REGION — Tensions are running high among San Diego Association of Governments board members over a citizen’s half-cent tax proposal to help fund the 2021 Regional Transportation Plan, which led to discussion over whether or not the agency should put forth its own half-cent tax measure.
During its March 25 meeting, the board heard a report about a coalition of environmental groups, labor unions and two out-of-state engineering firms gathering signatures for a citizen’s initiative tax proposal to be placed on the November ballot.
If passed, the proposed tax would be in perpetuity, unlike the 2004 TransNet tax, which is scheduled to expire in 2048.

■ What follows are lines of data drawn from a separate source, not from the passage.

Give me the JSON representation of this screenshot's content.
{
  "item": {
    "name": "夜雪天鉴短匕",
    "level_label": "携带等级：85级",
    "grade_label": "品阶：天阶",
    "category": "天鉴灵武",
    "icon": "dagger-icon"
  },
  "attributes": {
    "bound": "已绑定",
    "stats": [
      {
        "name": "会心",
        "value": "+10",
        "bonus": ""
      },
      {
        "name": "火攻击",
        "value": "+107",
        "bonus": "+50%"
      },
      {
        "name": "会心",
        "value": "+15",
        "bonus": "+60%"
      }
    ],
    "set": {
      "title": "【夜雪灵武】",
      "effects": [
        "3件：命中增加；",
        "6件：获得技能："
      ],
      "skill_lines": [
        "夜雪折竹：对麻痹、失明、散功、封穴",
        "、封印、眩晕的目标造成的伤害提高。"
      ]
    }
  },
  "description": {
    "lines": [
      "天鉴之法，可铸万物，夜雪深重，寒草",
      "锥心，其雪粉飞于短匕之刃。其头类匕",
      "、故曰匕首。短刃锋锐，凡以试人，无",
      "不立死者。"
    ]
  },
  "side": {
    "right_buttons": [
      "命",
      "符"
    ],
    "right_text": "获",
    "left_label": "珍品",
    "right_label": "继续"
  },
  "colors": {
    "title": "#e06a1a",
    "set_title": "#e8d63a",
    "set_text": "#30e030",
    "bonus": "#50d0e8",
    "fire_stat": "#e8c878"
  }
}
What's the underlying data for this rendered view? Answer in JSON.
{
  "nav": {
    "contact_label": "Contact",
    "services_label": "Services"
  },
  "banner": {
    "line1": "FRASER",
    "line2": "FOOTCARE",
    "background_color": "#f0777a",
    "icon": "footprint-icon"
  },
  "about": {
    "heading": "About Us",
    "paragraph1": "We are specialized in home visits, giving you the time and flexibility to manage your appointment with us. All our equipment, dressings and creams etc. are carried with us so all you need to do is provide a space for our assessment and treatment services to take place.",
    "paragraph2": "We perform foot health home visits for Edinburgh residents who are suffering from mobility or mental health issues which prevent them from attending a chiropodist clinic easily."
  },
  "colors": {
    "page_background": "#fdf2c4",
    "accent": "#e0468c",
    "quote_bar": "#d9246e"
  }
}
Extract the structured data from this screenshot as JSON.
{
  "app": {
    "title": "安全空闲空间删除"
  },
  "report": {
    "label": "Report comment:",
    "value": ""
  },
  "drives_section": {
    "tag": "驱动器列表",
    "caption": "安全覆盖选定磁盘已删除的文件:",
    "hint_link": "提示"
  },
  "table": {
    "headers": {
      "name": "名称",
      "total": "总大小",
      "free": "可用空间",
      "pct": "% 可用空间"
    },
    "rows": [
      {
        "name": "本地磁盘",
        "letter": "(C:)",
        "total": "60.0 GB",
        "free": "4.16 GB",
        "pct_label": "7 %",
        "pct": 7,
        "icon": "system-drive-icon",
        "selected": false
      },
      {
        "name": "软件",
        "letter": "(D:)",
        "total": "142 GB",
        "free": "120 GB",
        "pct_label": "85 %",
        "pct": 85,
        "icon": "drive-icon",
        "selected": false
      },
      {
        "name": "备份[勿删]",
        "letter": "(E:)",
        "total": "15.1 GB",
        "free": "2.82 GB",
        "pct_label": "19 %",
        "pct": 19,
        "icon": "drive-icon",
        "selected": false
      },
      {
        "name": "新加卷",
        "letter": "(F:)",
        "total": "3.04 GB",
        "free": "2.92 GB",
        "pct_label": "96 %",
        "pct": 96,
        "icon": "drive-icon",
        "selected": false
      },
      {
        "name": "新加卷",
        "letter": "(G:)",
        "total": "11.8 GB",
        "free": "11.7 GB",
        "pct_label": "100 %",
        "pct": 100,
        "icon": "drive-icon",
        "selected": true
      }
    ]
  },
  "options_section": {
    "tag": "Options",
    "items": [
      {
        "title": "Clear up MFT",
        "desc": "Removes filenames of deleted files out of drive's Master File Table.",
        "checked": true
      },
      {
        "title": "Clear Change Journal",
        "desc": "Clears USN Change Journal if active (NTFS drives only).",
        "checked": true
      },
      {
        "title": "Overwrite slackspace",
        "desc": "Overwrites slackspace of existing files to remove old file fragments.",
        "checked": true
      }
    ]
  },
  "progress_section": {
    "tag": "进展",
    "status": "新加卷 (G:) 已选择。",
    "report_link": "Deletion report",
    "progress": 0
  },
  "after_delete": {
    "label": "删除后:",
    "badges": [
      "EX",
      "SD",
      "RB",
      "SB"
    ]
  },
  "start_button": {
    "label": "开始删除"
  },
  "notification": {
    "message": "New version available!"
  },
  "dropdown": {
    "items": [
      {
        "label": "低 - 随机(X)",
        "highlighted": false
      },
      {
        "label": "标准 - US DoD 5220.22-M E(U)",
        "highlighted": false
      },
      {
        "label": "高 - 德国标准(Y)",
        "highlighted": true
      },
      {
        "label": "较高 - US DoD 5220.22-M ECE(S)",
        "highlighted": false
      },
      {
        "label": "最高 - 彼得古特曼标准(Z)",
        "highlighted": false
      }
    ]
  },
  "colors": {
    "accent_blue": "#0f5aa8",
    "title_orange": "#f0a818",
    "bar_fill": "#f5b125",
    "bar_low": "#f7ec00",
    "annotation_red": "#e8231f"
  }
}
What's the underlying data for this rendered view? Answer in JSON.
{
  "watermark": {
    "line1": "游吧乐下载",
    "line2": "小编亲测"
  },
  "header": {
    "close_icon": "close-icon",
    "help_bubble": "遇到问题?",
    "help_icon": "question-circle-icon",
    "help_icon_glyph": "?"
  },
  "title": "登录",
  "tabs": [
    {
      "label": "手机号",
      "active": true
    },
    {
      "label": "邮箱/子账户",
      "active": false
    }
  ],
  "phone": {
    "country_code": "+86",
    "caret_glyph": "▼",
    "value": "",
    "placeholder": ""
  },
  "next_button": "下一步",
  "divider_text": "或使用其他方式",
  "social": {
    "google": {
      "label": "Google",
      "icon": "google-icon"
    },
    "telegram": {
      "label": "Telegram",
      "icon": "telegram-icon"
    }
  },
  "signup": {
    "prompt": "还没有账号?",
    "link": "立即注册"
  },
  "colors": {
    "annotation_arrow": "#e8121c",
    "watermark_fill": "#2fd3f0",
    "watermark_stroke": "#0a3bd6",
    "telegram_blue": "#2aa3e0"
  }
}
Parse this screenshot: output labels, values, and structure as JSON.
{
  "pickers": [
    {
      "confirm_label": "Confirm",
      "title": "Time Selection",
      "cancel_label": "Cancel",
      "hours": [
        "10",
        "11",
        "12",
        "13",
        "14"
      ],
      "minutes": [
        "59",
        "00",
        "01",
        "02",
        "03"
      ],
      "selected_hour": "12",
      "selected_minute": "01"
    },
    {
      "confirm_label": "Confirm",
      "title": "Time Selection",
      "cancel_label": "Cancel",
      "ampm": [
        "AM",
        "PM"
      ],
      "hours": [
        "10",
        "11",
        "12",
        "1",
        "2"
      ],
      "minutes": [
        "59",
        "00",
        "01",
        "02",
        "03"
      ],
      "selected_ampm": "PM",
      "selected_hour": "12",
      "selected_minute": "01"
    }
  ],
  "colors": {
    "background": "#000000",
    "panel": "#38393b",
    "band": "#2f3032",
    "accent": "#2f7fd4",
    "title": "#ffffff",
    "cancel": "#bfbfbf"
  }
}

John Quirk, a SANDAG attorney, said the regional planning agency can only offer an impartial analysis, fair presentation of the facts and potential impacts. Quirk said neither the agency nor the board is permitted to advocate for approval or rejection of the initiative.
Antoinette Meier, director of mobility and innovation at SANDAG, said labor unions, business and environmental groups have until May 11 to collect enough signatures and then 30 days to be verified to qualify for the November general election.
The tax, meanwhile, is one of three proposed by SANDAG for its “5 Big Moves,” a $172 billion (in 2020 dollars) plan focused on transit upgrades and development, Meier said. The controversial plan also calls for mobility hubs with flexible fleets to shuttle people around the region to reduce greenhouse gas emissions and reduce congestion on local freeways.
There are three tax proposals in the plan, including two from SANDAG taking effect in 2022 and 2028, and San Diego Metropolitan Transit System’s measure for the 2024 ballot, Meier said. The three would total a 1.5-cent increase in sales taxes and generate an estimated combined $28.2 billion in revenue, according to SANDAG’s funding plan. The road user charge would add another $14.2 billion.
Meier said the citizen’s initiative calls for a majority of funds directed to capital expenditures with 50% on transit projects, 27% for road and highway flow, 12% on transit operations, 7% for local streets and roads, 2% for rail and transit maintenance and 2% on administrative services.
However, several board members and public speakers urged caution with this plan, including Del Mar Councilwoman Terry Gaasterland and Mike Bullock, a former vice president of the Democratic Club of Carlsbad and Oceanside.
Gaasterland said the board should take a step back “and look at what’s going on here,” noting the measure is complex.
“I don’t understand it and I’ve read it five times,” Gaasterland said. “If the SANDAG board prepares a measure like this one, there is a higher likelihood of a two-thirds vote if we do it together instead of a 50% for private interests.”
Bullock, who is gathering signatures for the measure, said he’s worried the coalition of private interests and board members do not understand the gravity of the climate crisis. Bullock said adding more lanes will not solve the problem and only increase vehicle miles traveled.
Bullock said the board doesn’t understand, although SANDAG staff appears more in line with the urgency.
“I don’t trust the people that put this thing together 100%,” Bullock said. “They don’t seem to grasp the enormity of the climate crisis and the urgency in 2030 this large reduction we need. We need to reduce driving.”